Nişantaşı Cafelerin de safari.

Livane Kültür ilk sayımızda “Sizi de çekebilir, size de çıkabilir” başlıklı yazımda bahsettiğim Gamze Özçelik’in başına gelenler yargı sürecinde nihayet karar verildi geçtiğimiz aylarda hepiniz okumuşsunuzdur gazetelerden.

Ayşe Arman’ın yazılarını okurum ve yazdıkları bazı noktalarda ilk defa onunla aynı paralelde düşündüğümüz oldu. Şaşırdım gerçekten Ayşe Arman’a bu düşüncelerinden dolayı.

Ancak en son yarışma programındaki jüriliği ve davranışları Ayşe Arman gerçeğini net olarak gözler önüne serdi galiba.

Şundan bahsetmeden edemeyeceğim. Gamze Özçelik hakkında bu olaydan sonra tamamen değiştiği eski hali yerine çok farklı bir Gamze Özçelik olduğunu söylemişti. O değişimi anlatırken de o nasıl benzetmeler doğrusu Ayşe Arman.

Karar konusunda insanların internette ki yorumları da ilginç evet. Ancak bu konuda neden kaygılanıyorsunuz ki. Bunu zaten kendi köşesinde her zaman malzeme yapmıyor musunuz?

Ayşe Arman bırakında olsun artık. Böyle bir lanet olayı kim yaşarsa yaşasın yaşamının dönüm noktası olur ki kendisi büyük bir cesaretle bu olayın üstüne gitmiş ve mücadelesini kazanmıştır.

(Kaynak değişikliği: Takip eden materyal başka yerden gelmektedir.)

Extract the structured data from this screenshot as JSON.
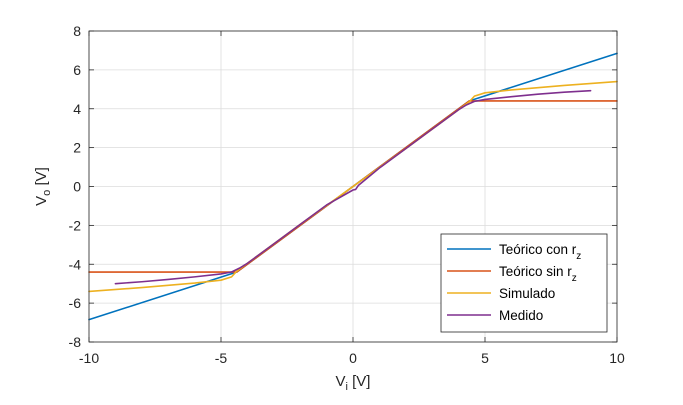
{
  "chart_data": {
    "type": "line",
    "title": "",
    "xlabel": {
      "main": "V",
      "sub": "i",
      "unit": " [V]"
    },
    "ylabel": {
      "main": "V",
      "sub": "o",
      "unit": " [V]"
    },
    "xlim": [
      -10,
      10
    ],
    "ylim": [
      -8,
      8
    ],
    "xticks": [
      -10,
      -5,
      0,
      5,
      10
    ],
    "yticks": [
      -8,
      -6,
      -4,
      -2,
      0,
      2,
      4,
      6,
      8
    ],
    "xtick_labels": [
      "-10",
      "-5",
      "0",
      "5",
      "10"
    ],
    "ytick_labels": [
      "-8",
      "-6",
      "-4",
      "-2",
      "0",
      "2",
      "4",
      "6",
      "8"
    ],
    "grid": true,
    "legend_position": "bottom-right",
    "series": [
      {
        "name": "Teórico con r",
        "name_sub": "z",
        "color": "#0072BD",
        "x": [
          -10,
          -4.4,
          4.4,
          10
        ],
        "y": [
          -6.85,
          -4.4,
          4.4,
          6.85
        ]
      },
      {
        "name": "Teórico sin r",
        "name_sub": "z",
        "color": "#D95319",
        "x": [
          -10,
          -4.4,
          4.4,
          10
        ],
        "y": [
          -4.4,
          -4.4,
          4.4,
          4.4
        ]
      },
      {
        "name": "Simulado",
        "name_sub": "",
        "color": "#EDB120",
        "x": [
          -10,
          -8,
          -6,
          -5,
          -4.6,
          -4.4,
          -4,
          -2,
          0,
          2,
          4,
          4.4,
          4.6,
          5,
          6,
          8,
          10
        ],
        "y": [
          -5.4,
          -5.2,
          -4.97,
          -4.82,
          -4.65,
          -4.35,
          -3.95,
          -1.95,
          0,
          1.95,
          3.95,
          4.35,
          4.65,
          4.82,
          4.97,
          5.2,
          5.4
        ]
      },
      {
        "name": "Medido",
        "name_sub": "",
        "color": "#7E2F8E",
        "x": [
          -9,
          -8,
          -7,
          -6,
          -5,
          -4.6,
          -4.3,
          -4,
          -3,
          -2,
          -1,
          0,
          0.1,
          0.2,
          1,
          2,
          3,
          4,
          4.3,
          4.6,
          5,
          6,
          7,
          8,
          9
        ],
        "y": [
          -5.0,
          -4.9,
          -4.78,
          -4.65,
          -4.5,
          -4.4,
          -4.2,
          -3.95,
          -2.95,
          -1.95,
          -0.95,
          -0.18,
          -0.15,
          0.05,
          0.95,
          1.95,
          2.95,
          3.95,
          4.2,
          4.38,
          4.48,
          4.62,
          4.75,
          4.85,
          4.93
        ]
      }
    ]
  }
}
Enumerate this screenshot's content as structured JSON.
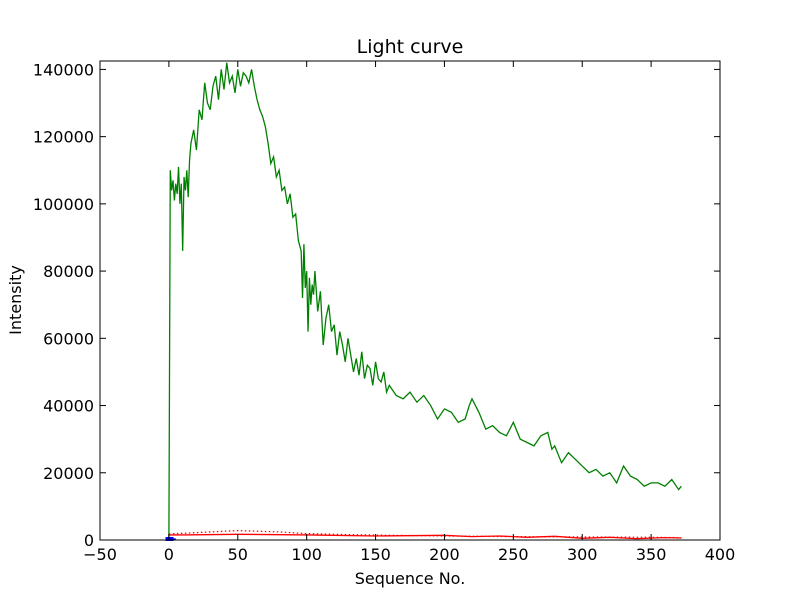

Kültür A.Ş. İstanbul da ki sanat severlere bir hizmet sunuyor aşağıdaki adresten.

http://www.kultursanat.org/yayinlar/12.2006.html


Sinir oluyorum yazılarına devam edeceğim. Magazin kirlenmişliği üzerine de.

Papa aylar önce ülkemizi ziyaret etti ve gitti. Ne oldu? Olan yine vatandaşa oldu. Sana bana. Tabana kuvvet. Papanın İstanbul da kaldığı yer evime yakın olduğu için o bölgede oturan binlerce insan gibi bende etkilendim, nasibimi aldım papanın ziyaretinden. İki akşam iş çıkışı Unkapanı-Kurtuluş hattında yürü babam yürü. Neyse ki havalar yağışlı değildi yoksa herkes mahvolmuştu yollarda. Sabah işe gelişi anlatmıyorum oda cabası.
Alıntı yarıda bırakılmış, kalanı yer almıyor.